Research published in the BMJ found that death rates for cancer patients were 7% higher in areas where the pathway was used the least often compared with the average referral rate.
Data compiled from 215,284 patients showed ‘a clear link’ between patient survival and the frequency with which GPs at a practice used the pathway, said the King’s College London researchers.
The two-week wait referral pathway was created in the early 2000s. But it looks unlikely to survive into the next contract, with the scheme set to be superseded by the four-week NHS cancer plan.
Laid out in the Independent Cancer Taskforce, the overhauled plans will see all patients given a guaranteed definitive diagnosis within four weeks of their GP referral, and will become the new gold standard target in cancer diagnosis.
GP cancer role
The changes will see GPs take on an expanded role in cancer prevention and treatment, and aims to allow GPs to refer based on symptoms rather than diagnosis, which could slash appointment times and streamline the referral system.
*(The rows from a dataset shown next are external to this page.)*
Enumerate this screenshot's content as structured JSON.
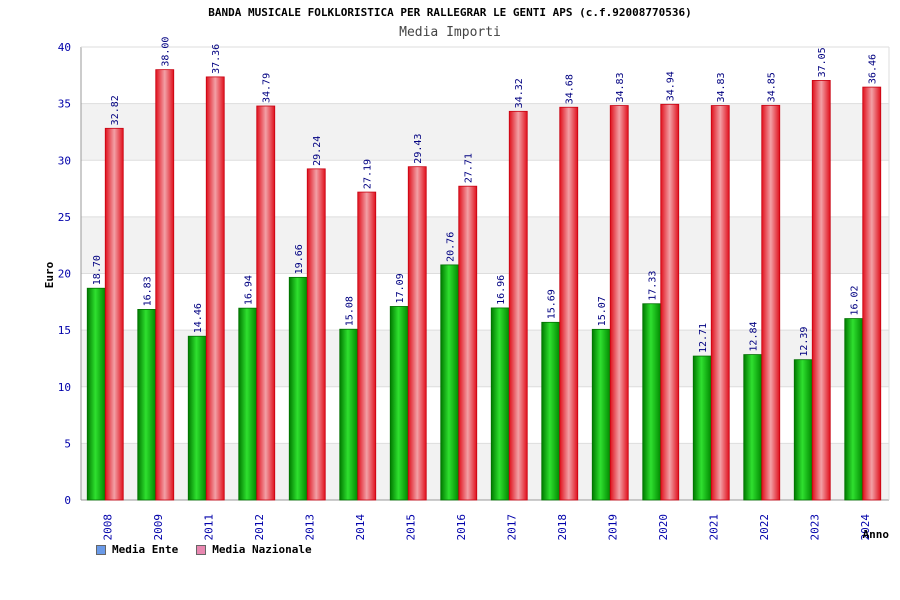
{
  "title": "BANDA MUSICALE FOLKLORISTICA PER RALLEGRAR LE GENTI APS (c.f.92008770536)",
  "subtitle": "Media Importi",
  "chart_data": {
    "type": "bar",
    "title": "BANDA MUSICALE FOLKLORISTICA PER RALLEGRAR LE GENTI APS (c.f.92008770536)",
    "subtitle": "Media Importi",
    "xlabel": "Anno",
    "ylabel": "Euro",
    "ylim": [
      0,
      40
    ],
    "yticks": [
      0,
      5,
      10,
      15,
      20,
      25,
      30,
      35,
      40
    ],
    "grid": true,
    "legend_position": "bottom-left",
    "categories": [
      "2008",
      "2009",
      "2011",
      "2012",
      "2013",
      "2014",
      "2015",
      "2016",
      "2017",
      "2018",
      "2019",
      "2020",
      "2021",
      "2022",
      "2023",
      "2024"
    ],
    "series": [
      {
        "name": "Media Ente",
        "color": "#00b000",
        "legend_color": "#6a9ae8",
        "values": [
          18.7,
          16.83,
          14.46,
          16.94,
          19.66,
          15.08,
          17.09,
          20.76,
          16.96,
          15.69,
          15.07,
          17.33,
          12.71,
          12.84,
          12.39,
          16.02
        ],
        "labels": [
          "18.70",
          "16.83",
          "14.46",
          "16.94",
          "19.66",
          "15.08",
          "17.09",
          "20.76",
          "16.96",
          "15.69",
          "15.07",
          "17.33",
          "12.71",
          "12.84",
          "12.39",
          "16.02"
        ]
      },
      {
        "name": "Media Nazionale",
        "color": "#e8202a",
        "legend_color": "#e887b0",
        "values": [
          32.82,
          38.0,
          37.36,
          34.79,
          29.24,
          27.19,
          29.43,
          27.71,
          34.32,
          34.68,
          34.83,
          34.94,
          34.83,
          34.85,
          37.05,
          36.46
        ],
        "labels": [
          "32.82",
          "38.00",
          "37.36",
          "34.79",
          "29.24",
          "27.19",
          "29.43",
          "27.71",
          "34.32",
          "34.68",
          "34.83",
          "34.94",
          "34.83",
          "34.85",
          "37.05",
          "36.46"
        ]
      }
    ]
  }
}
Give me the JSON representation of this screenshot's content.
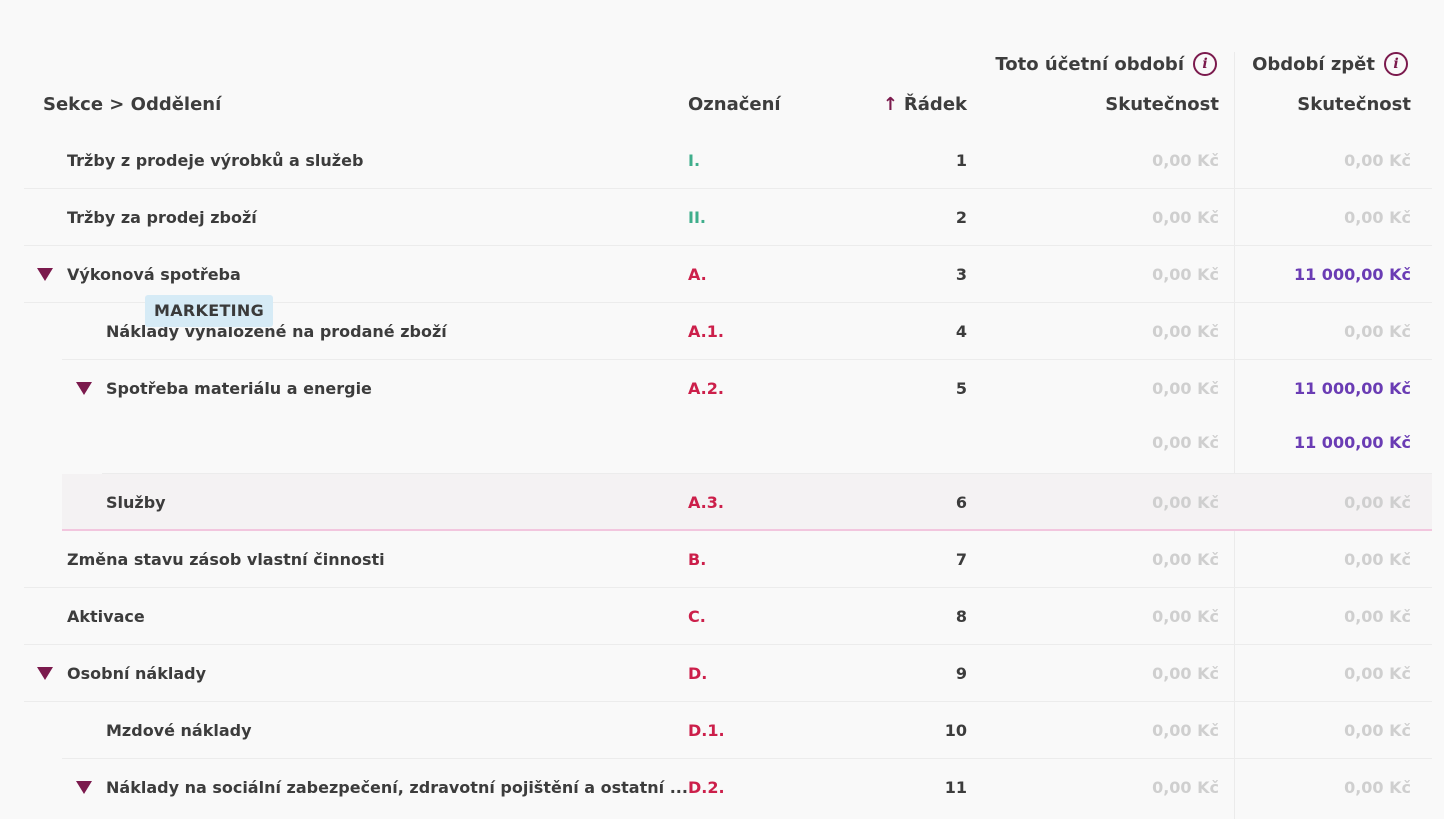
{
  "header": {
    "group1_label": "Toto účetní období",
    "group2_label": "Období zpět",
    "info_glyph": "i",
    "col_sekce": "Sekce > Oddělení",
    "col_oznaceni": "Označení",
    "col_radek": "Řádek",
    "col_radek_sort_icon": "↑",
    "col_skutecnost_1": "Skutečnost",
    "col_skutecnost_2": "Skutečnost"
  },
  "rows": [
    {
      "name": "Tržby z prodeje výrobků a služeb",
      "code": "I.",
      "line": "1",
      "current": "0,00 Kč",
      "previous": "0,00 Kč"
    },
    {
      "name": "Tržby za prodej zboží",
      "code": "II.",
      "line": "2",
      "current": "0,00 Kč",
      "previous": "0,00 Kč"
    },
    {
      "name": "Výkonová spotřeba",
      "code": "A.",
      "line": "3",
      "current": "0,00 Kč",
      "previous": "11 000,00 Kč"
    },
    {
      "name": "Náklady vynaložené na prodané zboží",
      "code": "A.1.",
      "line": "4",
      "current": "0,00 Kč",
      "previous": "0,00 Kč"
    },
    {
      "name": "Spotřeba materiálu a energie",
      "code": "A.2.",
      "line": "5",
      "current": "0,00 Kč",
      "previous": "11 000,00 Kč"
    },
    {
      "name": "MARKETING",
      "code": "",
      "line": "",
      "current": "0,00 Kč",
      "previous": "11 000,00 Kč"
    },
    {
      "name": "Služby",
      "code": "A.3.",
      "line": "6",
      "current": "0,00 Kč",
      "previous": "0,00 Kč"
    },
    {
      "name": "Změna stavu zásob vlastní činnosti",
      "code": "B.",
      "line": "7",
      "current": "0,00 Kč",
      "previous": "0,00 Kč"
    },
    {
      "name": "Aktivace",
      "code": "C.",
      "line": "8",
      "current": "0,00 Kč",
      "previous": "0,00 Kč"
    },
    {
      "name": "Osobní náklady",
      "code": "D.",
      "line": "9",
      "current": "0,00 Kč",
      "previous": "0,00 Kč"
    },
    {
      "name": "Mzdové náklady",
      "code": "D.1.",
      "line": "10",
      "current": "0,00 Kč",
      "previous": "0,00 Kč"
    },
    {
      "name": "Náklady na sociální zabezpečení, zdravotní pojištění a ostatní ...",
      "code": "D.2.",
      "line": "11",
      "current": "0,00 Kč",
      "previous": "0,00 Kč"
    }
  ],
  "colors": {
    "accent": "#7b1a4d",
    "code_green": "#3fae8c",
    "code_red": "#cc1f4a",
    "value_purple": "#6a3cb4",
    "value_muted": "#cfcfcf",
    "badge_bg": "#d6ebf6"
  }
}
Lead author Professor Henrik Moller said: ‘This study shows the first link between using the urgent referral route and deaths in cancer patients.
‘Increasing a GP’s cancer awareness and their likelihood of urgently referring cancer patients could help reduce deaths. There’s a fine line to tread between using the urgent referral route regularly and using it too much – which the NHS isn’t equipped to respond to. But if GP practices which use the two-week route rarely, were to use it more often, this could reduce deaths of cancer patients.’
Sara Hiom, Cancer Research UK’s director of early diagnosis, said. ‘It’s never been clearer that reducing late diagnosis saves lives and this research adds to our understanding of what can be done about it. Cancer Research UK is committed to investing in early diagnosis research to support GPs refer suspected cancer as early as practically possible.’